Crimson velvet with a black satin bow. Quite a change from all the girlie kitsch—that her mother had dredged from Paris’ unfashionable side of town? The day it arrived in the mail, Rica was about to turn six. A perfect Parisienne winter hat for a tiny head in the tropics. It came with a bank-draft for her party.
She did not try it on, it looked strange, so different from the Barbies and pink paper rabbits. This latest gift was unlike her mother, something was missing. Rica turned it inside out, searching—on TV, Magic Man can easily pull a rabbit or a dove out of his hat, just like that, always. But this tale was not part of her father’s repertoire. He told her not to be silly when she asked him to be Magic Man and pull out Paris—but can she eat as far as Paris? Can she fly from here to there overnight? Are their rice pots also full of sad leftovers? How salty?
Nowadays, her father makes sure he comes home late each night, so he won’t have to answer the questions, especially about the baby in the photograph. So he need not improvise further on his three-year-old tall tale.
There it is again, the cutlery clunking against a plate —or scraping the bottom of a cup? She’s searching for the hidden mouthfuls and platefuls and potfuls. Cupboards are opened. No, nothing there, big one, nothing —Rica’s eyes are glued shut. The sheets rise and fall with her breathing. She wants to leave the bed, sneak into the kitchen and check out this most unusual return and thoroughness.
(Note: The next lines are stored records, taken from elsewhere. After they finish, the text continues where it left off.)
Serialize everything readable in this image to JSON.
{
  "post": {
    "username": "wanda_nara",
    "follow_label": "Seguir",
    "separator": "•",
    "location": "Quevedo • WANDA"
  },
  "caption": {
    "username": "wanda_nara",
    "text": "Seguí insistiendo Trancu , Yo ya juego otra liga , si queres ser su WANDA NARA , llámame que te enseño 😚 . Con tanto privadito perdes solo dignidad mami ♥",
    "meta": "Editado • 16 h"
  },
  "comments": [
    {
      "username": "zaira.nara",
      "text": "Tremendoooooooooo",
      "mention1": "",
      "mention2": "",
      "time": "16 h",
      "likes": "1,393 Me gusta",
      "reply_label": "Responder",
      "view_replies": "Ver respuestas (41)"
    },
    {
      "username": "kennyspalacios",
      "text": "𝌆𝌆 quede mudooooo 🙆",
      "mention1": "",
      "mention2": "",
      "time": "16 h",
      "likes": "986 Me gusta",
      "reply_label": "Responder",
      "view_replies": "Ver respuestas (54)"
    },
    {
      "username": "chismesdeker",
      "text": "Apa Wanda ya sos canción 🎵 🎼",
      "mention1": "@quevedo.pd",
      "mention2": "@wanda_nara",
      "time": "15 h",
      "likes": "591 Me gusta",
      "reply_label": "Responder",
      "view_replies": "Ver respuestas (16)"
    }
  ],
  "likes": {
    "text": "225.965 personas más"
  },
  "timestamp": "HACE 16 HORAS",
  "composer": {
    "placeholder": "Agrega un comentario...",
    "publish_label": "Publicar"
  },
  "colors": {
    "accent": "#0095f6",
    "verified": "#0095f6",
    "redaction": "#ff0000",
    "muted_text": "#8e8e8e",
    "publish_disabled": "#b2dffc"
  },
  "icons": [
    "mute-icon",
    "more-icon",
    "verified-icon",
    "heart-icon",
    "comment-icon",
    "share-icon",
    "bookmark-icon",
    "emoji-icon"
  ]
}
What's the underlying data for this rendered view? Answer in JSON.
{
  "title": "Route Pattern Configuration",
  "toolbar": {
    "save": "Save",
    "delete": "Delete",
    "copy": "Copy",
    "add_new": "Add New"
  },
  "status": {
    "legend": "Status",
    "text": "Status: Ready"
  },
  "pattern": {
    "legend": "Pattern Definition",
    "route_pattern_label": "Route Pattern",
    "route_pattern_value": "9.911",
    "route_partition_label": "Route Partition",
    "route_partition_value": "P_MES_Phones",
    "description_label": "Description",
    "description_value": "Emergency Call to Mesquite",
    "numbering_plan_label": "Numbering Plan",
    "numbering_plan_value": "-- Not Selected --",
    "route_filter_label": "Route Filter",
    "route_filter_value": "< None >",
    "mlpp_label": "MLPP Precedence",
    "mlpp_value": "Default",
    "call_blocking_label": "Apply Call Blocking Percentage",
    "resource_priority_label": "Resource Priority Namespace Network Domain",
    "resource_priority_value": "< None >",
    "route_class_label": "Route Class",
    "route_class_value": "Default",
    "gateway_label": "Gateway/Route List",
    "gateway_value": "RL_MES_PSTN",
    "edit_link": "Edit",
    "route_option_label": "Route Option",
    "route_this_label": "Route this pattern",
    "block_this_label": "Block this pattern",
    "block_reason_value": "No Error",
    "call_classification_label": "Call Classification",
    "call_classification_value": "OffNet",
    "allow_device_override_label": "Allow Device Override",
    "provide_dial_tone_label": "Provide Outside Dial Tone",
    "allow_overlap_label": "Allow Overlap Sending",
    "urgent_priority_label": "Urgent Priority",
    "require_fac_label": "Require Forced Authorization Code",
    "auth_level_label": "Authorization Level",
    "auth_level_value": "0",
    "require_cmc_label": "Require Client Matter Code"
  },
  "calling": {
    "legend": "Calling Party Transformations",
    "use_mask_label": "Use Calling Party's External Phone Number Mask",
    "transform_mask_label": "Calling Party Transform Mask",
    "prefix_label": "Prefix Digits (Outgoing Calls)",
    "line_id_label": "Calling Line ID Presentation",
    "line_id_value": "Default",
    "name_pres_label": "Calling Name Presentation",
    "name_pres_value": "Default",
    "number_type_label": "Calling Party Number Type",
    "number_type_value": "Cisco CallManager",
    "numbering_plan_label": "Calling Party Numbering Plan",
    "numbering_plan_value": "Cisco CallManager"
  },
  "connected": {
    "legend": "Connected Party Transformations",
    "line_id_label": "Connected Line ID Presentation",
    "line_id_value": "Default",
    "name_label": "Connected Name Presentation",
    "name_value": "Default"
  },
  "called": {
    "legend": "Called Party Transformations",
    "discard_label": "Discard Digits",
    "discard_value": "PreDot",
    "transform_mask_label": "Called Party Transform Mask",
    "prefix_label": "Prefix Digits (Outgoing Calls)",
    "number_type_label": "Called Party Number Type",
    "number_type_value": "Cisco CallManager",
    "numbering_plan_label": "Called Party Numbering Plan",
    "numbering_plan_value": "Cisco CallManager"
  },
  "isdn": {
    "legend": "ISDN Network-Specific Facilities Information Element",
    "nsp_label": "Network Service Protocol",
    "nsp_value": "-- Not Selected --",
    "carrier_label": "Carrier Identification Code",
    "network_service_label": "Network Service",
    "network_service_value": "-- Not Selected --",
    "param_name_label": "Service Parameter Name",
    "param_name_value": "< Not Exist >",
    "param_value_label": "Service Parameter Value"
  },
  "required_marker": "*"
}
That’s the rice pot being overturned—
Her breaths make and unmake a hillock on the sheets—
A plate shatters on the floor—
Back to a foetal curl, knees almost brushing chin—
Another plate crashes—
She screams—
The pot is hurled against the wall—
She keeps screaming as she runs out of the room, down to the kitchen—
And the cutlery, glasses, cups, more plates—
Big Lady’s angry, Big Lady’s hungr
y, Big Lady’s turning the house upside down—
Breaking it everywhere—
Her throat is weaving sound, as if it were all that it ever knew—
“SHUT UP—!”
Big Lady wants to break all to get to the heart of the matter, where it’s saltiest. In the vein of a plate, within the aluminium bottom of a pot, in the copper fold of a spoon, deep in the curve of a cup’s handle—
Ropes and ropes of scream—
“I SAID, SHUT UP!”
Her cheek stings. She collapses on the floor before his feet.
“I didn’t mean to, Dios ko po, I never meant to—”
Her dazed eyes make out the broken plates, the dented pot, the shards of cups, glasses, the cutlery everywhere—
He’s hiccupping drunkenly all over her—
“I didn’t mean to, Rica, I love you, baby, I’ll never let you go—” His voice is hoarse with anger and remorse.
“She came back, Papa—”
“She can’t take you away from me—”
“She’s here again—”
“Just because she’s ‘legal’ now—”
“She might burst, Papa—”
“That whore—!” His hands curl into fists on her back.
Big Lady knows, has always known. This feast will last her a lifetime, if she does not burst tonight.
Before the Moon Rises
Because I am deaf, they think I cannot hear. These men in green bark words past, above, around, but never towards me. It is all very sad, the blankness of their eyes, the tightness of their lips and their knuckles as white as eyeballs. Move, move, they urge everyone with the butt of their guns. I sit on my bamboo stairs and watch them oversee the villagers filing past with their meagre possessions. Everyone is leaving home while the chickens roost, because the government does not believe in chickens roosting. Not even in lighting the evening fire to boil the rice. Nor in gathering for the evening meal. It only believes in catching rebels. The soldiers said so when they ordered the whole village to evacuate. Away, away, the guns waved towards the forest. Quick, before the moon rises. And no one must come back.